O Plenário do Supremo Tribunal Federal, em decisão por maioria proferida no ARE 648629, no dia 24 de abril de 2013, concluiu que os Procuradores Federais não têm a prerrogativa da intimação exclusivamente pessoal nos processos dos Juizados Especiais Federais Cíveis.

A discussão envolveu a existência de normas (infraconstitucionais) especiais, com redações divergentes.

De um lado, o art. 17 da Lei nº 10.910/2004 assegura a intimação pessoal dos Procuradores Federais e dos Procuradores do Banco Central do Brasil:

“Art. 17. Nos processos em que atuem em razão das atribuições de seus cargos, os ocupantes dos cargos das carreiras de Procurador Federal e de Procurador do Banco Central do Brasil serão intimados e notificados pessoalmente”.

Por outro lado, o parágrafo único do art. 8º da Lei nº 10.259/2001 (Lei dos Juizados Especiais Federais) admite a intimação por outro meio além do pessoal:

“Art. 8º As partes serão intimadas da sentença, quando não proferida esta na audiência em que estiver presente seu representante, por ARMP (aviso de recebimento em mão própria).

§ 1º As demais intimações das partes serão feitas na pessoa dos advogados ou dos Procuradores que oficiem nos respectivos autos, pessoalmente ou por via postal”.

Sobre o assunto, o Enunciado nº 39 das Turmas Recursais da Seção Judiciária do Rio de Janeiro determina a incidência da segunda norma:

“A obrigatoriedade de intimação pessoal dos ocupantes de cargo de Procurador Federal, prevista no art. 17 da Lei nº 10.910/2004, não é aplicável ao rito dos Juizados Especiais Federais”.

Em igual sentido, Enunciado nº 7 do FONAJEF prevê que “nos Juizados Especiais Federais o procurador federal não tem a prerrogativa de intimação pessoal”.

Na doutrina especializada dos Juizados Especiais Cíveis, alguns autores defendem a possibilidade de intimação por outros meios[1], mas prevalece o entendimento de que o art. 8º da Lei nº 10.259/2001 não excluiu a prerrogativa de intimação pessoal dos procuradores públicos[2].

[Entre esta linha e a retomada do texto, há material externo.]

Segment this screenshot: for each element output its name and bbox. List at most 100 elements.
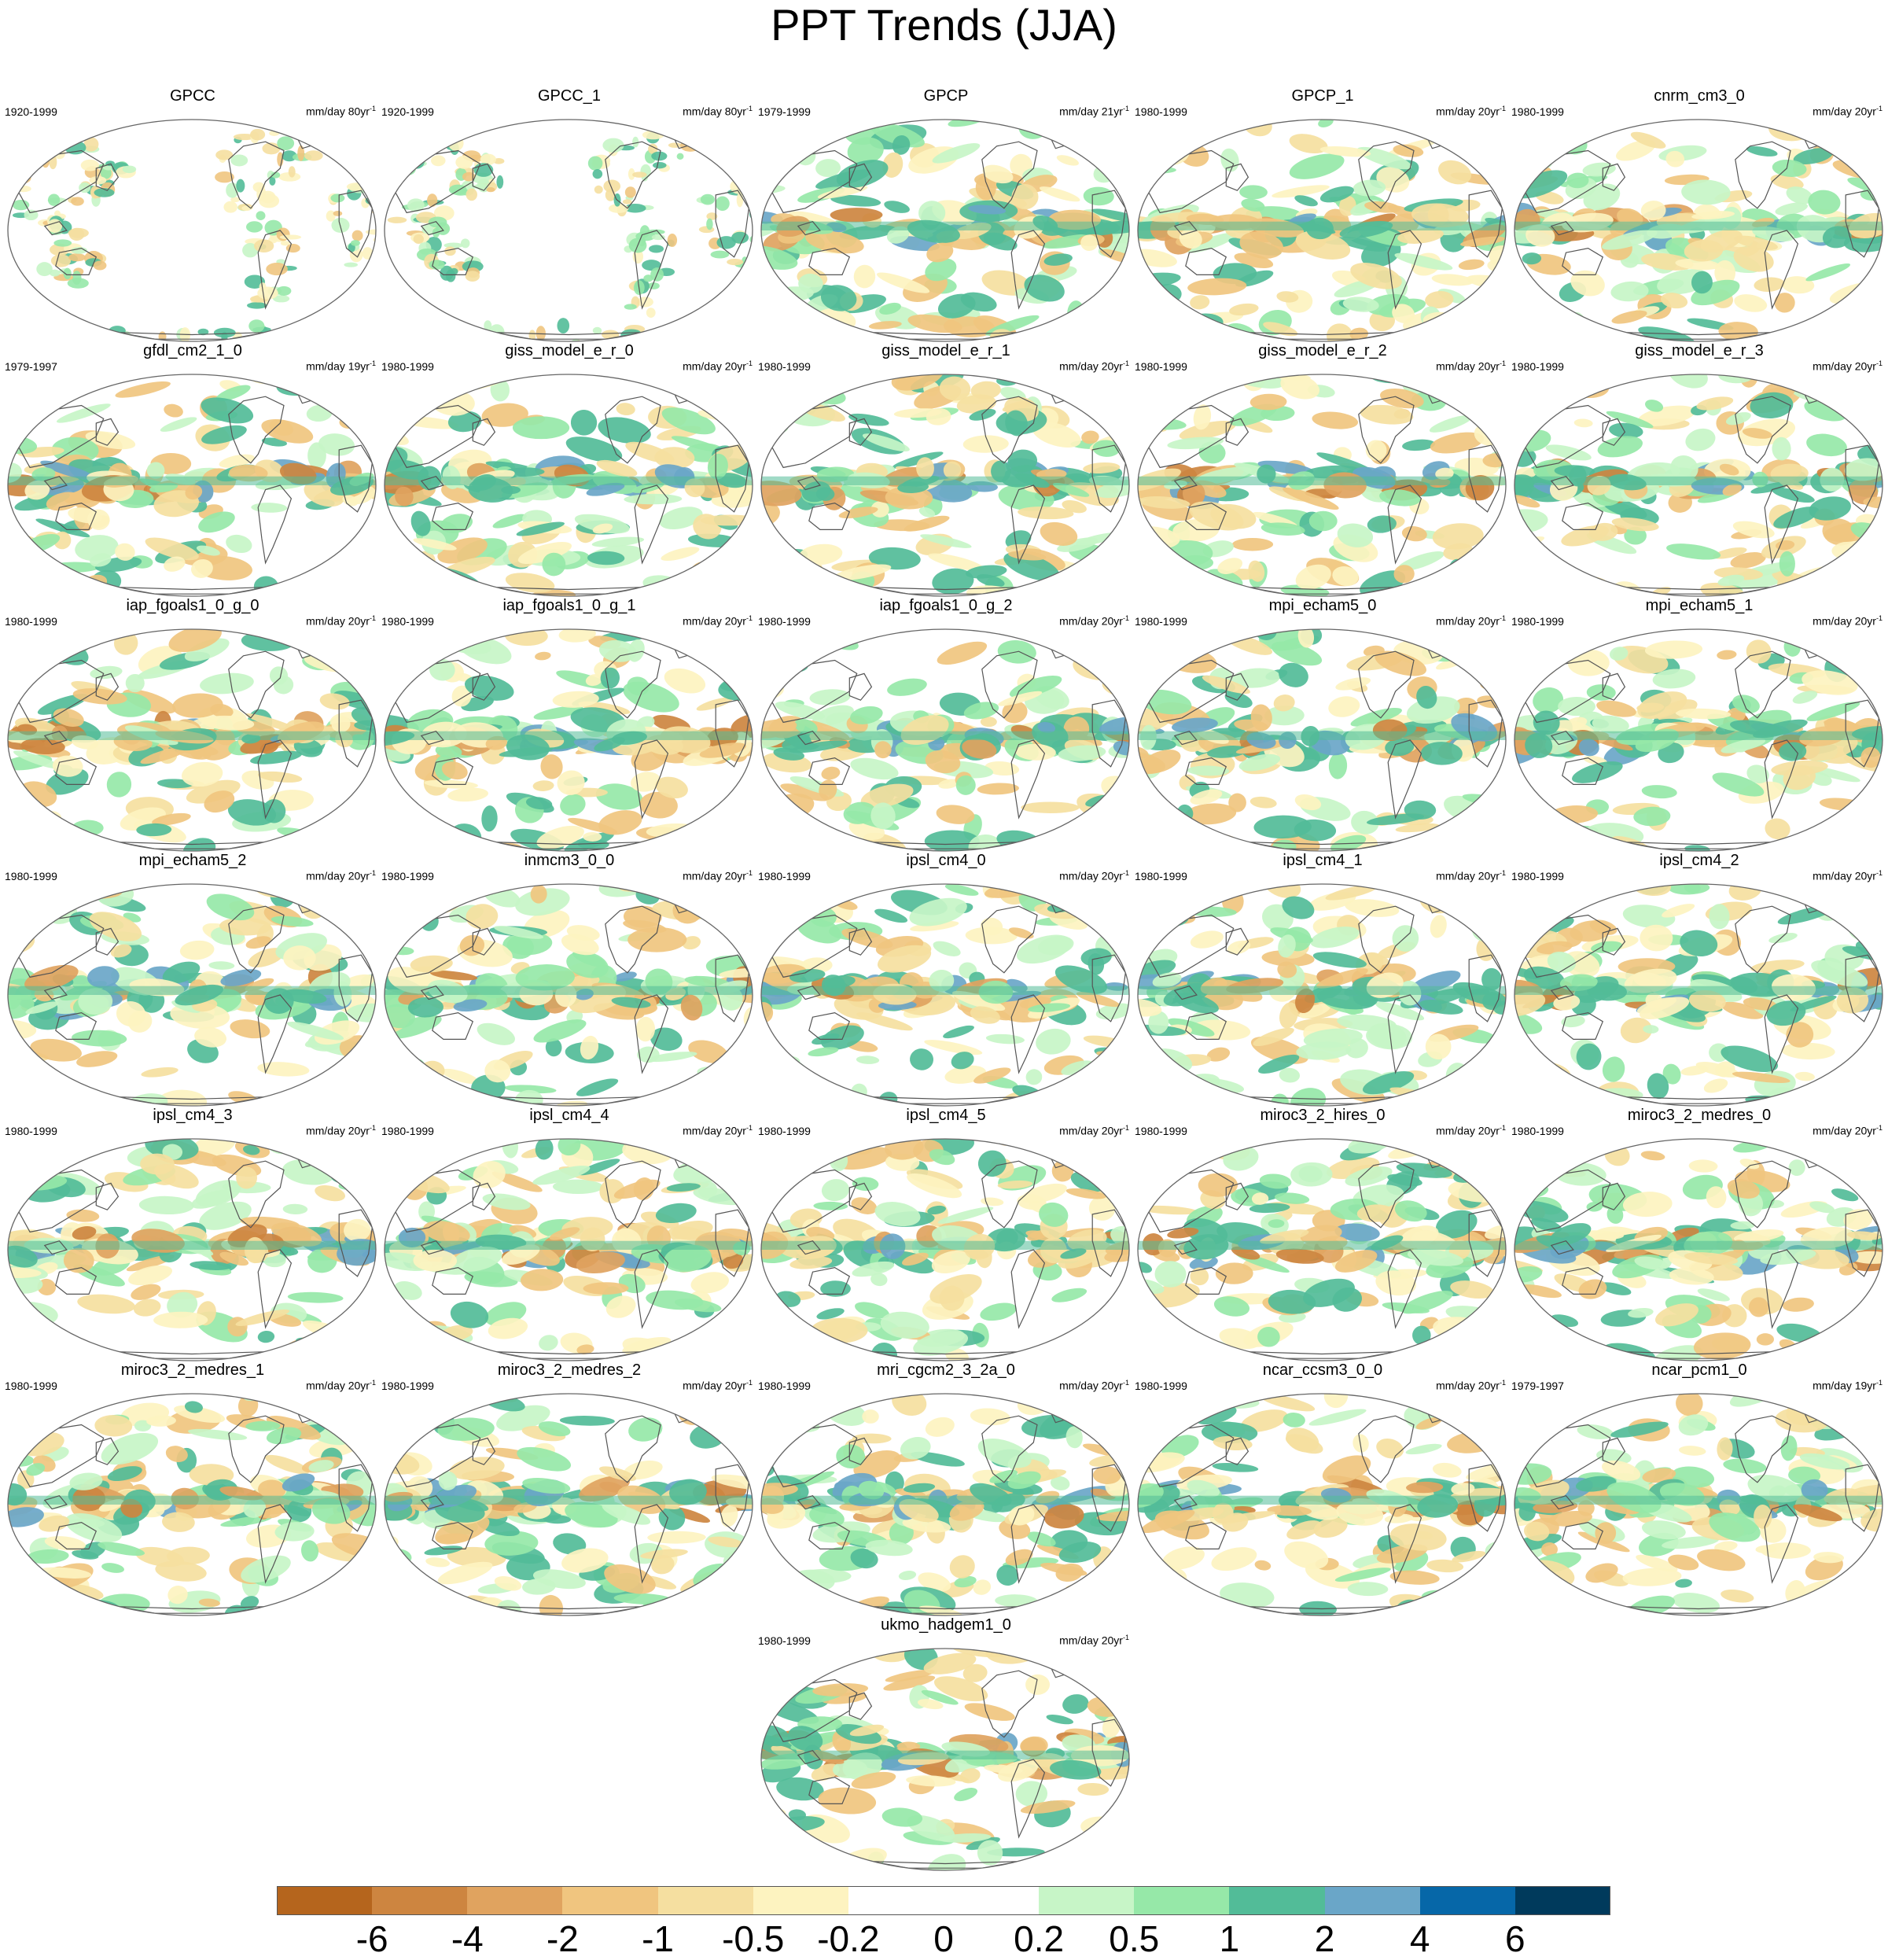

A completude do ordenamento jurídico, na lição de Norberto Bobbio, é a propriedade que as normas jurídicas possuem para regular qualquer situação. Por outro lado, há incompletude quando (a) não existir norma autorizando ou vedando certa conduta, deixando o ordenamento incompleto; (b) ou existir uma norma permitindo e outra proibindo determinado comportamento, fazendo com que o ordenamento seja incoerente[3].

O caso julgado pelo STF envolveu uma situação de suposta incoerência, por haver uma norma determinando a intimação pessoal dos Procuradores Federais (art. 17 da Lei nº 10.910/2004) e outra permitindo que as intimações sejam realizadas pessoalmente ou por outro meio (art. 8º da Lei nº 10.259/2001).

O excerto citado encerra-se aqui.